Quantitative clinical pharmacology models.6, 7 (a) Disease models that quantify disease progression under placebo based on relevant clinical end points or biomarkers to inform clinical trial design and are typically used at the end of phase 2a or phase 2 to help sponsors design phase 3 trials. (b) Drug models that describe the relationship between exposure (or pharmacokinetics) and/or response (or pharmacodynamics) for both desired and undesired effects, and individual patient characteristics. (c) Clinical trial models describe the inclusion/exclusion criteria, patient discontinuation and adherence, and attempt to quantify the patient population covariates important for product safety and efficacy. Figure reproduced from public domain.6

Figure 2

Potential role of microphysiological systems to inform quantitative clinical pharmacology models. Better understanding of physiology, pathology, and pharmacology is critical for developing systems biology and systems pharmacology models.
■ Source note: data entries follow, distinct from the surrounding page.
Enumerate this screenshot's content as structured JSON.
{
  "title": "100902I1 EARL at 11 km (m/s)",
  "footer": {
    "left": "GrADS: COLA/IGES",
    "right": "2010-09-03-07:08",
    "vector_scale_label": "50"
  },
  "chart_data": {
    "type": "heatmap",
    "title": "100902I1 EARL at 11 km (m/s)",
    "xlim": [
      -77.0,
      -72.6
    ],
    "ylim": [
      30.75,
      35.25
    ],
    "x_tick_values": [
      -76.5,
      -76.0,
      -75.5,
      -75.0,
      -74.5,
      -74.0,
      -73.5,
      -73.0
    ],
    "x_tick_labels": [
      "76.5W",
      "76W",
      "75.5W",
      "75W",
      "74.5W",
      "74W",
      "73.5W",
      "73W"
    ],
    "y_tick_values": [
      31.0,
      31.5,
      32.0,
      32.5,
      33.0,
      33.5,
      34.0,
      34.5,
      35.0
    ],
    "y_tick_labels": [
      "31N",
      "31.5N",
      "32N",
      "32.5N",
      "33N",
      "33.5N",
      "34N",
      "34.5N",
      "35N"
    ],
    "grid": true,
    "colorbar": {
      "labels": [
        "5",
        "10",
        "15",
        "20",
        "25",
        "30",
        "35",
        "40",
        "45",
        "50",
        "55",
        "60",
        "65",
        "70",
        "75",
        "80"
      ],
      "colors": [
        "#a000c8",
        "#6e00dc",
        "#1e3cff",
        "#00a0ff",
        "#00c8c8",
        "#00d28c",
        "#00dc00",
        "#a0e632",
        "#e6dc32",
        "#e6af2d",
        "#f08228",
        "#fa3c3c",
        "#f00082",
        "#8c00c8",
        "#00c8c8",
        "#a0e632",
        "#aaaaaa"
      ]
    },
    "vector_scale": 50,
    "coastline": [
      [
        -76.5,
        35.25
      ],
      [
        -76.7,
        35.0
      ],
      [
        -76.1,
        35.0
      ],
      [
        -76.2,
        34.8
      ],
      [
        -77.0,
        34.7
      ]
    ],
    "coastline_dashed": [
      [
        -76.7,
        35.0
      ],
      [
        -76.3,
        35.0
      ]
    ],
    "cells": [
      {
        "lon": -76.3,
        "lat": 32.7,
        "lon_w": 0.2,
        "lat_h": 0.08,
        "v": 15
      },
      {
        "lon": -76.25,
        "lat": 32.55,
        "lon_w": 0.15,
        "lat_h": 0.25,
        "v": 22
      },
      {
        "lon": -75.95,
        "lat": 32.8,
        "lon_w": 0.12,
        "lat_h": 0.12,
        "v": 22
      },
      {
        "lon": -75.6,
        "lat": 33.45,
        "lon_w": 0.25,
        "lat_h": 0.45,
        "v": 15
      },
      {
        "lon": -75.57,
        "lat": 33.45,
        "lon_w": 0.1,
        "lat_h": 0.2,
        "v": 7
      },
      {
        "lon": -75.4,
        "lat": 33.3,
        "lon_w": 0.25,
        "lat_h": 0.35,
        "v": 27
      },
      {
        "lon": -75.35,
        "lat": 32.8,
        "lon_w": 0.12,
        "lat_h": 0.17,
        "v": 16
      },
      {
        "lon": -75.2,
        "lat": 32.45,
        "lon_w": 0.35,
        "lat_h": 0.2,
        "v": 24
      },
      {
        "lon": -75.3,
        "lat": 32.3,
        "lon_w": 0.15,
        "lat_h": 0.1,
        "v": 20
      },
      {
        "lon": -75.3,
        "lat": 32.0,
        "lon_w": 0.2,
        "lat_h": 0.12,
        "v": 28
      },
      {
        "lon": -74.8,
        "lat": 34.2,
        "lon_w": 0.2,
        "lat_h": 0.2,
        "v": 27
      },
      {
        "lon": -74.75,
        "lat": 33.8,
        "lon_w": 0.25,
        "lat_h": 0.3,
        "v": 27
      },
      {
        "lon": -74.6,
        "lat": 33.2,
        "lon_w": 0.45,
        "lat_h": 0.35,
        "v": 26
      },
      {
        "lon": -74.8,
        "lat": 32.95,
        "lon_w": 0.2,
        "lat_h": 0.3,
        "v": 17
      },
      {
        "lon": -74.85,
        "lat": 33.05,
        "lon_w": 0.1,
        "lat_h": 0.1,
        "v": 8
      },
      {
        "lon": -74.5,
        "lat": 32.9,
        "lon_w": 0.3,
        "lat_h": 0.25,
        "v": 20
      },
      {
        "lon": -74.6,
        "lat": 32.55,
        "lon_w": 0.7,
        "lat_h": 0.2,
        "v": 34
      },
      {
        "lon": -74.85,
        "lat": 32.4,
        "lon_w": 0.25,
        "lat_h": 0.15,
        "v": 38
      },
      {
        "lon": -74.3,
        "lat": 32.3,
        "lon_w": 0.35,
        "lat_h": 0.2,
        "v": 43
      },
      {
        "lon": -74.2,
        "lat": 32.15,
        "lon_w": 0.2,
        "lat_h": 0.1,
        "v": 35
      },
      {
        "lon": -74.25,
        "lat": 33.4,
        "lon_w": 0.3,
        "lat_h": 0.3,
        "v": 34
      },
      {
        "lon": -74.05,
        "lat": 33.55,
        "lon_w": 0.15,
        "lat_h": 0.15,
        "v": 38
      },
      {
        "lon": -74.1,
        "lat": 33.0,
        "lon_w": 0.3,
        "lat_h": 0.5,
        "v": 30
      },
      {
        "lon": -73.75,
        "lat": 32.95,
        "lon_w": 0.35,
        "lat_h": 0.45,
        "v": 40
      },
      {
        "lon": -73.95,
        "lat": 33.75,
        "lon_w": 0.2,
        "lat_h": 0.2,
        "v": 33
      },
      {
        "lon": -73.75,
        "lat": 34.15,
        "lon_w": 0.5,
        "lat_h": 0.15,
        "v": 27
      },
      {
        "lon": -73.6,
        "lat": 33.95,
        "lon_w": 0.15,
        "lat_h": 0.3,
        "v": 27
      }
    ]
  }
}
Microphysiological systems can be viewed as an innovative technology that has the potential to enhance the understanding of physiology, pathology, and pharmacology. Specific applications of the microphysiological systems in the areas of biomarker development; demonstrating proof‐of‐concept, elucidating the mechanism of drug toxicity, and characterizing the complex physiologic changes that occur in disease states can provide the necessary information to advance the role of quantitative clinical pharmacology models in drug development.

Figure 3

Physiologically‐based pharmacokinetic (PBPK) model use (a) in regulatory submissions to the US Food and Drug Administration (FDA) and (b) in peer reviewed literature. The figure shows the numbers of drugs and specific PBPK model applications used in a and the numbers of individual papers and the numbers of specific applications reported in b. For the FDA submissions, some PBPK models were used for multiple applications and, hence, the total numbers of applications cannot be directly compared with the number of drug submissions. The data in a are adapted from Grimstein et al.5, 46 and personal communication with Yaning Wang. The data in b are adapted from Sager et al.47 PK, pharmacokinetic.

Figure 4

Overall structure of a simple physiologically‐based pharmacokinetic (PBPK) model and the incorporation of data from microphysiological systems into the model. The potential role of microphysiological systems in informing drug PBPK model parameters are indicated by colored boxes. CL, clearance; GFR, glomerular filtration rate; HA, hepatic artery; PV, portal vein; Q, blood flow rate.